Si vous voulez comprendre ce qui se joue au Mali avec l’iman Dicko, il est bon de comprendre ce qui s’est passé en Iran avant la chute du Shah. Naturellement toute chose étant égale par ailleurs, le Mali n’est pas l’Iran, mais les similitudes sont troublantes entre les deux situations. Comme l’a si justement écrit mon ami Bacary Samb dans Le Monde, «l’émergence de l’iman Dicko est le symbole de la faillite de la classe politique traditionnelle». Ce fut aussi le cas en Iran. En Iran aussi, avant la chute du Shah, toute la classe politique traditionnelle (des communistes aux nationalistes en passant par les Basaris), tout le monde s’était rangé derrière Khomeiny que la classe politique pensait utiliser pour faire tomber le Shah, pour espérer ensuite l’évincer facilement.

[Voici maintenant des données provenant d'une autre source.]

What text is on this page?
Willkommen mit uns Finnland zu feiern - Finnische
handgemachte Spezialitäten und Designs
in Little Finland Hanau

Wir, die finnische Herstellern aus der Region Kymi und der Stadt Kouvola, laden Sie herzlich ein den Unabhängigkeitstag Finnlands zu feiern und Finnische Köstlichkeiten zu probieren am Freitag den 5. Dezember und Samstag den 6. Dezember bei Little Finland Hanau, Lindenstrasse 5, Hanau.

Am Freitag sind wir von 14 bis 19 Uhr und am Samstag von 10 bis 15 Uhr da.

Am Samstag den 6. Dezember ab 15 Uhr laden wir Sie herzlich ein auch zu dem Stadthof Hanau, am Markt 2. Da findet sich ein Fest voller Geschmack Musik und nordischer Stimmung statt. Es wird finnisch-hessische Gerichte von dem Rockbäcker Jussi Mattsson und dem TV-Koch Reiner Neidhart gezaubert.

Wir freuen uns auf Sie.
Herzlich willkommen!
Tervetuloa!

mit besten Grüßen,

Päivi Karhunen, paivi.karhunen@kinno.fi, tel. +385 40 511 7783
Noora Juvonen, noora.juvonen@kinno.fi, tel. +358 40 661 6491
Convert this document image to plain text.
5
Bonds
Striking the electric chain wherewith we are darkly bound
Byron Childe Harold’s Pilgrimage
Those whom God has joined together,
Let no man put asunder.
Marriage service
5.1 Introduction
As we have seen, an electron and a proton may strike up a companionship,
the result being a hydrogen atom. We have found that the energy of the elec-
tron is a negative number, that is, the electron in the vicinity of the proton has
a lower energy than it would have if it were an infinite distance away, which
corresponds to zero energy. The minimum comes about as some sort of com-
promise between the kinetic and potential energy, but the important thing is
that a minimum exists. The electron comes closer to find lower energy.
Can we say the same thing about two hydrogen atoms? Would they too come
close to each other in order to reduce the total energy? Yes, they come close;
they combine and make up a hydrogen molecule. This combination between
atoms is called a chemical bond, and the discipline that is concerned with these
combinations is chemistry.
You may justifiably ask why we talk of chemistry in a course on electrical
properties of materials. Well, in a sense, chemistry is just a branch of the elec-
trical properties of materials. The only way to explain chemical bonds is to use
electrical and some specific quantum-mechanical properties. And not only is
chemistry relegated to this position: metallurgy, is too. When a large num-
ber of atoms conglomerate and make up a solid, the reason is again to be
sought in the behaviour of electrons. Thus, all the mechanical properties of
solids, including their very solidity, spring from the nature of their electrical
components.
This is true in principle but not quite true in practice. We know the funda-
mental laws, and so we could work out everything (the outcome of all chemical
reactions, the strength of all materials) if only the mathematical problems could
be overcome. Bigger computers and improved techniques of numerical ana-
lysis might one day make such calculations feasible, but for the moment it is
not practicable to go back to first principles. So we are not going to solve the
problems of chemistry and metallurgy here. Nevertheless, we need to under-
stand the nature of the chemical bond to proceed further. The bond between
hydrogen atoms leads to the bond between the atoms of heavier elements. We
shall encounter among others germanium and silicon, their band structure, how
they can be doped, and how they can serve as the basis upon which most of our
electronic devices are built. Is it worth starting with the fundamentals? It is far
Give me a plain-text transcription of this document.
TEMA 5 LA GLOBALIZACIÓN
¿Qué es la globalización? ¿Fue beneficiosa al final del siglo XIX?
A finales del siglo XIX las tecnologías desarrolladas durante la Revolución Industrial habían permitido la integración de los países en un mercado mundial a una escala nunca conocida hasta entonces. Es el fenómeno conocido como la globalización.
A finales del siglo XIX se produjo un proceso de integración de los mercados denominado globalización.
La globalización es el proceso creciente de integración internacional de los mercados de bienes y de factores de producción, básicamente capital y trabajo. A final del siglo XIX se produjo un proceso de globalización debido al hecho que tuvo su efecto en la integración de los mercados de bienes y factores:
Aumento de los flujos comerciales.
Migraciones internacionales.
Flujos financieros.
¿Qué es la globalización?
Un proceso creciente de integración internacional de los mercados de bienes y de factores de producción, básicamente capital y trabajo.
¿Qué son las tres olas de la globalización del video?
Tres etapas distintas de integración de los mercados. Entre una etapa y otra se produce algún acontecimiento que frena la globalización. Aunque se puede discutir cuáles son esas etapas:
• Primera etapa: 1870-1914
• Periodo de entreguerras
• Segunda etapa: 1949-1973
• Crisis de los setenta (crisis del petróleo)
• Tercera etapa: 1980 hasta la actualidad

Ils se sont tous lourdement trompés et l’ont payé très cher, parce que Khomeiny s’est révélé plus politique qu’ils ne le pensaient. Au Mali aussi, toute l’opposition qui s’est rangé derrière l’iman Dicko qu’elle pense utiliser comme voiture-bélier pour faire tomber IBK, avant de renvoyer l’iman dans sa mosquée, se trompe aussi lourdement que les opposants iraniens avec Khomeiny.
En janvier 2015, invité du roi d’Arabie Saoudite pour faire la Oumrah, je me suis retrouvé à la Mecque avec iman Mahmoud Dicko avec qui j’ai beaucoup échangé sur la situation au Mali. L’iman est beaucoup plus politique que les Maliens ne le pensent. Il est loin d’être un salafiste illuminé comme Khomeiny qui n’a jamais été illuminé. Dicko, ce n’est ni Abassi Madani ni Ali Belhadj encore moins Shekau. Il s’apparente plus à Rachid Ghannouchi. Le moment choisi par l’iman pour aller à l’assaut de IBK montre que sa stratégie et son combat sont avant tout politiques.
«Les grands leaders sont avant tout des marchands d’espérance», ainsi parlait Napoléon Bonaparte. IBK est devenu un marchand de désespoir. Son immobilisme de sphinx de Guizeh contraste avec la gravité de la situation. Le Mali ne s’est jamais porté aussi mal. Le chef de l’opposition est enlevé depuis des mois, le pays sous-traite sa sécurité à la France et la Minusma, mais l’immobilisme de IBK face à cette situation catastrophique est le pire des maux. Il n’y a pas plus grande souffrance, plus grande torture pour un pays que l’absence d’espoir, de perspective, de demain. Et c’est ce que vit le Mali et l’iman Dicko capitalise politiquement sur les frustrations et l’orgueil démesuré de ce grand Peuple. Dicko n’est même pas un marchand d’espérance. Il incarne autre chose que IBK et les Maliens sont dans un tel état de désespérance qu’ils sont prêts à s’agripper à tout qui leur fera sortir de l’immobilisme et du statu quo mortel. L’imam Khomeiny avait su manœuvrer avec une dextérité politique incroyable pour mettre toute l’opposition iranienne derrière lui pour faire tomber le Shah (contradiction principale) avant de s’installer solidement au pouvoir pour s’occuper des contradictions secondaires avec tous ceux qui l’avaient pris pour une marionnette. Inconsciemment, l’opposition malienne pense la même chose de l’imam Dicko, qui a l’avantage de la probité morale, si rare chez eux. Le réveil risque d’être brutal. IBK va vivre à Koulouba les deux plus longues années de sa vie et le Mali peut-être les deux années les plus importantes de son histoire restante, parce que le l’immobilisme ne peut durer.